The Board has approved a STEM Manifesto which sets out its ambition for developing this important curricular area. The college was awarded STEM Assured Status by NEF: The Innovation Institute in December 2015.

The college has developed Community Achievement Awards to recognise the learning undertaken by students in community-based settings. These awards are accredited within the SCQF framework and support the Statement of Ambition for Adult Learning.

The college has also signed a partnership with the Wheatley Group, expanding its community based learning network. The network is now known as the John Wheatley Learning Network in honour of John Wheatley (1869 – 1930) the former Shettleston MP and Minister for Housing in the first Labour Government. This network has expanded to other parts of the city as the demand for the college's approach to community-based learning increases.

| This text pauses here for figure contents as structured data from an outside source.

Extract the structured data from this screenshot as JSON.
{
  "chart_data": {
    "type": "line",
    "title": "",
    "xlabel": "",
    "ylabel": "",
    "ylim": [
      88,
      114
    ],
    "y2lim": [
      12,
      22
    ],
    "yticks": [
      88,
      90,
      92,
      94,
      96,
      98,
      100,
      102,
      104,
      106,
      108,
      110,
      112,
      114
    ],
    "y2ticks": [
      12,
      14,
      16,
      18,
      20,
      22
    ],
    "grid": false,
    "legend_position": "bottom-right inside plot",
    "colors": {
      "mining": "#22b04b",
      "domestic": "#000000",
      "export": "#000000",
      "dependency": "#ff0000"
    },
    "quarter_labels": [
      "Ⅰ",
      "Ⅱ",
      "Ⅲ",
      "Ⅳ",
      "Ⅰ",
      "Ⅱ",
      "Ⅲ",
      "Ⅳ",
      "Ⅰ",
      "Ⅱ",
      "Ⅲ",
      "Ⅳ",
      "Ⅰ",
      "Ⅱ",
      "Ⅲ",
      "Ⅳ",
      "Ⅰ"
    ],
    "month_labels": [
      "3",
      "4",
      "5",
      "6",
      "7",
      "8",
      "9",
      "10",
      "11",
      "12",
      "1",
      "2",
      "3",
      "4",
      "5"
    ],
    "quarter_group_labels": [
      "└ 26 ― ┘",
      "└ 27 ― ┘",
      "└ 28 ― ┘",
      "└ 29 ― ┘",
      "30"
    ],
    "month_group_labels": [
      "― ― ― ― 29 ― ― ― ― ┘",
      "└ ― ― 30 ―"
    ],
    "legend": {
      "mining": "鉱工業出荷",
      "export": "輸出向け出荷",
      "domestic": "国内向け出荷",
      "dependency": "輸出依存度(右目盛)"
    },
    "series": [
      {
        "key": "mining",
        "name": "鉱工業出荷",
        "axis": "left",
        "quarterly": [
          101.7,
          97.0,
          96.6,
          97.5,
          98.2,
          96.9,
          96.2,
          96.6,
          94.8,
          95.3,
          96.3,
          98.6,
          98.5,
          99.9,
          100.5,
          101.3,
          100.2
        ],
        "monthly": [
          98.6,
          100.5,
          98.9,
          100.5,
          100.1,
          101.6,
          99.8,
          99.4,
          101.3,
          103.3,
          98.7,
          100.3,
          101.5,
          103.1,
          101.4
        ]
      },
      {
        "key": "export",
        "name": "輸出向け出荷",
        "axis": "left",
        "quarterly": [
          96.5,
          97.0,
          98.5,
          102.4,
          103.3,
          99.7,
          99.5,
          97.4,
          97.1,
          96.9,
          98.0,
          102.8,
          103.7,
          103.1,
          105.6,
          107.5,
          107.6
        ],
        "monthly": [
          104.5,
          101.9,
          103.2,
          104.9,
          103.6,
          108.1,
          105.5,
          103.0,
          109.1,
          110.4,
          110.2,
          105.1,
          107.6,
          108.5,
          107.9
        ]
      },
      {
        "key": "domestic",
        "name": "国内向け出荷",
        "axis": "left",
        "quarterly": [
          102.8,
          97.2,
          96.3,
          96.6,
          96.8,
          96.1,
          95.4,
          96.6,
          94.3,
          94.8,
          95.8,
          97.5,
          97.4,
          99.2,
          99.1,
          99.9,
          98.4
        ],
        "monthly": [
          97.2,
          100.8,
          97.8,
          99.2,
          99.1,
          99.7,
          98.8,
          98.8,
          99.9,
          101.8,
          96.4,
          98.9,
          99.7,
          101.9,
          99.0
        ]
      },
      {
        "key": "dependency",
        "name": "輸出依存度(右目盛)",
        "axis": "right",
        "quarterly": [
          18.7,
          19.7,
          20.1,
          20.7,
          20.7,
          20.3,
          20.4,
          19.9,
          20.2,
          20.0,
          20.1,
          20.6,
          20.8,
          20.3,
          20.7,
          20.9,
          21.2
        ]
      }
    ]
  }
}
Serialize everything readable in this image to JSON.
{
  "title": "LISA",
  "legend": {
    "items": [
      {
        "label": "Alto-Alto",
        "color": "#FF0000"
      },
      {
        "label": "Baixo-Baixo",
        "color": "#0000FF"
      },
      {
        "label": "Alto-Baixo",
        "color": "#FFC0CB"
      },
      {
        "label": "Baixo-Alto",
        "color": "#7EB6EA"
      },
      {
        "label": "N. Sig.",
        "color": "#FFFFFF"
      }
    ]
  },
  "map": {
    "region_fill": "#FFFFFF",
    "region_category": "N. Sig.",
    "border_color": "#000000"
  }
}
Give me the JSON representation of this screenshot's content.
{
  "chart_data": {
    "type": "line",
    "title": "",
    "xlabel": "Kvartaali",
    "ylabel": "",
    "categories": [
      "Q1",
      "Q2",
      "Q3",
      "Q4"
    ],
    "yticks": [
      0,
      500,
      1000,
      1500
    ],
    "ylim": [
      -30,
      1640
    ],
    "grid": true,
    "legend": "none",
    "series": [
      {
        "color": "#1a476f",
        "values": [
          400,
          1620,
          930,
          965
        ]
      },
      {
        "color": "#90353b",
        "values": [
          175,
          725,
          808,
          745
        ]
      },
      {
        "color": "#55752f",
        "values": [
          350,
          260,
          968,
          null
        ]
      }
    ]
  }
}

As member of the Glasgow Colleges' Group the college is working with its two sister colleges in the city (City of Glasgow College and Glasgow Clyde College) to develop a 21st Century curriculum for Glasgow. Part of this curriculum approach will reduce the size of the college and include the closure of the former Stow College building in Shamrock Street.

The college is developing partnerships in India working with community colleges in that country to exchange learning experiences and develop teaching materials.

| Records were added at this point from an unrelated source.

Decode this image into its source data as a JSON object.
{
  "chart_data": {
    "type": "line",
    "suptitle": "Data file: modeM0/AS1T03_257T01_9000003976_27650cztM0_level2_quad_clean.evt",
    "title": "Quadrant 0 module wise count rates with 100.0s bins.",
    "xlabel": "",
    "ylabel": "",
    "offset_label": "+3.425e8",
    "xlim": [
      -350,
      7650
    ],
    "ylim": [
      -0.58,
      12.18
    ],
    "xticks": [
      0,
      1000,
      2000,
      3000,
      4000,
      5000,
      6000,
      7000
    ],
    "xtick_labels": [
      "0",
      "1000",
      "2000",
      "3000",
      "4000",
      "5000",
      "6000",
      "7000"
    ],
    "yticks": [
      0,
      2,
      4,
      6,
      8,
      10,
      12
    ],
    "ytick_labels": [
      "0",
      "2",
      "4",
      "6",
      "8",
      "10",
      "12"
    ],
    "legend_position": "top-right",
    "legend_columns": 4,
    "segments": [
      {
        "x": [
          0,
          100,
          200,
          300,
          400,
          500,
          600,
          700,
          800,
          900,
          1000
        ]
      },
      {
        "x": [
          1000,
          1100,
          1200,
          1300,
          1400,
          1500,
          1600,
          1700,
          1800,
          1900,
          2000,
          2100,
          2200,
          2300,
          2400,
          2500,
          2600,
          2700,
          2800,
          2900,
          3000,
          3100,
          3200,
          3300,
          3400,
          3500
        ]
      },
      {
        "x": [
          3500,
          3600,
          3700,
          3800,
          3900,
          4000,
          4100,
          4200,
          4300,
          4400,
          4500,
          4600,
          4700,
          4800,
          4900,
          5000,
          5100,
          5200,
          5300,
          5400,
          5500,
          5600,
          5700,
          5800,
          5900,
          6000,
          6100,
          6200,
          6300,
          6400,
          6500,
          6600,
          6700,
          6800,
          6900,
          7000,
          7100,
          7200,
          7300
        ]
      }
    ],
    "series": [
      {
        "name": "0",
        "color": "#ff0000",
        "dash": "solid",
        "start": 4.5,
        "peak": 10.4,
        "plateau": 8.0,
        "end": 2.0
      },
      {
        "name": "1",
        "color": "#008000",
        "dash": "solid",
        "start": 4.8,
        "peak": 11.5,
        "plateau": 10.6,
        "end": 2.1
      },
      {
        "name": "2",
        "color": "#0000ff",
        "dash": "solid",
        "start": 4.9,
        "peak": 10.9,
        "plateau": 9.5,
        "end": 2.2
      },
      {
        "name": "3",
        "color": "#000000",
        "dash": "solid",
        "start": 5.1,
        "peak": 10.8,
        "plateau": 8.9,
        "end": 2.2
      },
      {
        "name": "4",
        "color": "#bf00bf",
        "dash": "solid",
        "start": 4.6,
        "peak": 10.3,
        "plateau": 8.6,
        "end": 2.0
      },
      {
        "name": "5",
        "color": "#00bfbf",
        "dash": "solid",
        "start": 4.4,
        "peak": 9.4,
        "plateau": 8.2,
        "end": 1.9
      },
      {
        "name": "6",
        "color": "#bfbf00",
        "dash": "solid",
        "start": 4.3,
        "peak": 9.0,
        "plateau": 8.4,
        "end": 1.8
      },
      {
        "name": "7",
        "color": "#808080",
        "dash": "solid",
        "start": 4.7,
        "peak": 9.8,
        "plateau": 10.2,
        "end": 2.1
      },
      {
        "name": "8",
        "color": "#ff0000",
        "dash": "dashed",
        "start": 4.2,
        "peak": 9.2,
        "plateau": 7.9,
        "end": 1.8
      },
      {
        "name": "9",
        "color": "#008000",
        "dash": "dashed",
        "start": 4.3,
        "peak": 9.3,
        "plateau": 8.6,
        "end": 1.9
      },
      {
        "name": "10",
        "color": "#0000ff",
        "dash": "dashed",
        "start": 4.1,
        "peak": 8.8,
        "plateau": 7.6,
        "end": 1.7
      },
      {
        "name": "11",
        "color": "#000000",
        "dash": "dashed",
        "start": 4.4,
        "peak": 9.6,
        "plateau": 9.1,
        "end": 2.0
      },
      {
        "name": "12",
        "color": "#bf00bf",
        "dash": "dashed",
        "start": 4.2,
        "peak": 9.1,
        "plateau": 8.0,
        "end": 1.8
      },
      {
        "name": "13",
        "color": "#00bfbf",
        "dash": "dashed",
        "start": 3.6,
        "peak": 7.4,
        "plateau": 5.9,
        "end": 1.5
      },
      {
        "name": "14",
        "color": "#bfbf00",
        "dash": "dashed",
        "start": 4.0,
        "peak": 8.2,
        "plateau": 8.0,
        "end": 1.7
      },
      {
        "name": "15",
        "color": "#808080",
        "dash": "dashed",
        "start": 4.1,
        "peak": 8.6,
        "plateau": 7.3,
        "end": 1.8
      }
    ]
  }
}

The college is a sponsor of Caledonia Gladiators professional basketball and collaborates with that organisation run a basketball academy combining sport with education.

==Student Association==
The Glasgow Kelvin College Student Association is commonly known as GKCSA. It has one full-time sabbatical president (Welfare, Community & Sustainability) and one part-time sabbatical president (Learning and Teaching). They are governed by a Student Executive Committee, consisting of the SA presidents as well as student volunteers. They are currently affiliated with the National Union of Students (NUS) Scotland.

==Board of Management Members==
Ian Patrick, Chair;
John McBride, Vice Chair;
Derek Smeall - Principal;
Dr Marion Alison, Member;
Colm Breathnach, Member;
Steven Caldwell, Member;
Dr. Elaine Clafferty, Member;
Marie Docherty, Member;
Robert Doyle, Member;
Carol Goodwin, EIS-FELA Member;
Dermot Grenham, Member;
John Hogg, Member;
Jennifer Lavery - Support Staff Member;
Heather McNeil, Member;
VACANT, Student Member;
Chantell McCallum, Student Member;
Michael O’Donnell, Member;
Natalie Phillips, Member;
Michele Stevenson, Member;
Maree Shepherd, Unison Member;
Linda Ellison, Secretary to the Board.

==Presidents of the College==
2021–2022 – Lauren McLaren (FT) & James McGunnigle.

2022–2023 – Emma Leslie (FT) & Nomathamsanqa (Noma) Dube.

2023–2024 – Calum Campbell (FT) & Sonique Noreiga.

2024–2025 – VACANT (FT) & Chantell McCallum.